Kennis als emergent resultaat van interactie verwijst naar een niet gebruikelijke bron van kennis en aan dit inzicht dient men dan ook (andere) didactische consequenties te verbinden.

Hoe doe ik dat?

  1. U begrijpt dat het verklaren van de ontwikkeling van kennis faalt als men vasthoudt aan een oorzaak-gevolgperspectief
  2. U beseft dat het bij emergentie draait om complexe wisselwerkingen, waarvan het resultaat niet bij voorbaat vaststaat
  3. U realiseert zich dat epistemische positionering van kennis met name plaatsvindt in de gesprekswisselingen, de acties in een gesprek
  4. U realiseert zich dat deze visie in contrast staat met het idee van kennis als een verborgen individuele, interne, mentale actie
  5. U pleit er met Coulter (1983, p. 128) voor om ‘mentale’ eigenschappen van mensen te zien als voortkomend uit de gesitueerde, constitutieve (kwalificerende, conditionerende en funderende) praktijk. Die kennispositionering wordt gekalibreerd in de sociale interactie met anderen (recipient-designed): zij monitoren en toetsen actief en reageren op de ingenomen positie (Mondada, 2019)
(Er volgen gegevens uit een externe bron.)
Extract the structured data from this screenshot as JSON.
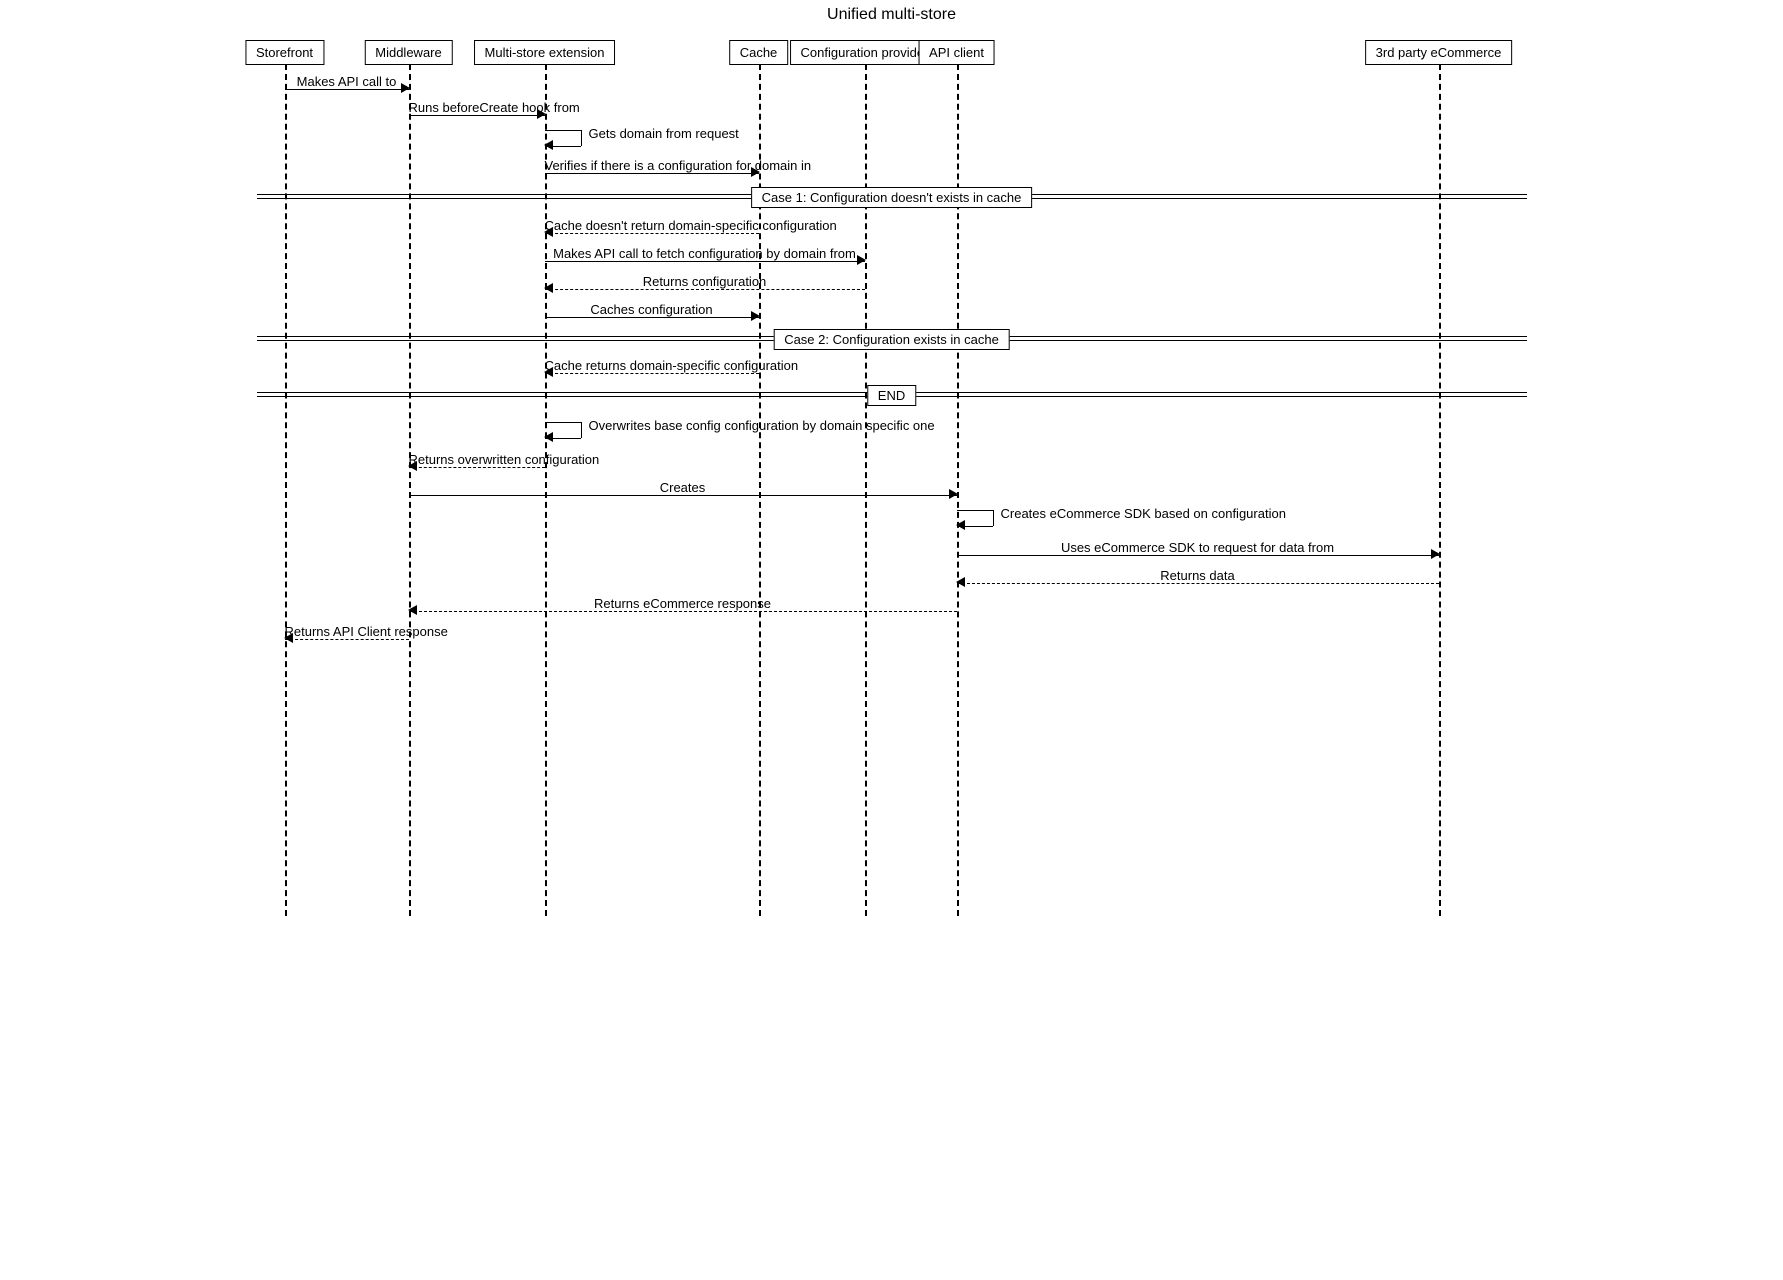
{
  "title": "Unified multi-store",
  "participants": {
    "p0": "Storefront",
    "p1": "Middleware",
    "p2": "Multi-store extension",
    "p3": "Cache",
    "p4": "Configuration provider",
    "p5": "API client",
    "p6": "3rd party eCommerce"
  },
  "messages": {
    "m1": "Makes API call to",
    "m2": "Runs beforeCreate hook from",
    "m3": "Gets domain from request",
    "m4": "Verifies if there is a configuration for domain in",
    "m5": "Cache doesn't return domain-specific configuration",
    "m6": "Makes API call to fetch configuration by domain from",
    "m7": "Returns configuration",
    "m8": "Caches configuration",
    "m9": "Cache returns domain-specific configuration",
    "m10": "Overwrites base config configuration by domain specific one",
    "m11": "Returns overwritten configuration",
    "m12": "Creates",
    "m13": "Creates eCommerce SDK based on configuration",
    "m14": "Uses eCommerce SDK to request for data from",
    "m15": "Returns data",
    "m16": "Returns eCommerce response",
    "m17": "Returns API Client response"
  },
  "dividers": {
    "d1": "Case 1: Configuration doesn't exists in cache",
    "d2": "Case 2: Configuration exists in cache",
    "d3": "END"
  }
}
  6. U realiseert zich dat deze zienswijze een puur intern gerichte cognitieve leerpsychologie op losse schroeven zet, maar tegelijkertijd ruimte laat voor interne mentale processen. Het betekent wel een reconceptualisering van cognitie als een intern informatieverwerkingsproces naar cognitie als ingebed in, aanwezig in, uitgevoerd in de wereld en belichaamd in de biologie (Embedded in, Extended to, Enacted on to the world en Embodied in biologie
  7. U ziet met Parada en Rossi (2018) deze reconceptualisering als een van de kaders die de ontwikkeling van de psychologische wetenschap nodig heeft om mechanismen te identificeren en te bestuderen die naar buiten gerichte activiteiten initiëren, gefaciliteerd door altijd aanwezige neurologische, naar binnen gerichte activiteiten en dat die mechanismen niet de reductionistische mechanistische als-dan-verklaringen betreft, maar hedendaagse complexe en dynamische leermechanismen, gericht op ontwikkeling en constructie in plaats van ‘leren’ als informatieverwerking
  8. U plaatst de ontwikkeling van bewustzijn, ontwikkeling van identiteit en kennis in een complexe brainbody-in-de-wereld-ecologie, waardoor een hermeneutische benadering die intersubjectieve dialoogcircuits onderzoekt in het onderwijsleerproces beter past dan de klassieke analytische benadering (León, 2001). Men kan daarbij denken aan netwerkanalyses in de combinatie van de genetische, neurale en sociaal-culturele, functionele niveaus om de kloof tussen biologie en de sociale wetenschappen te dichten.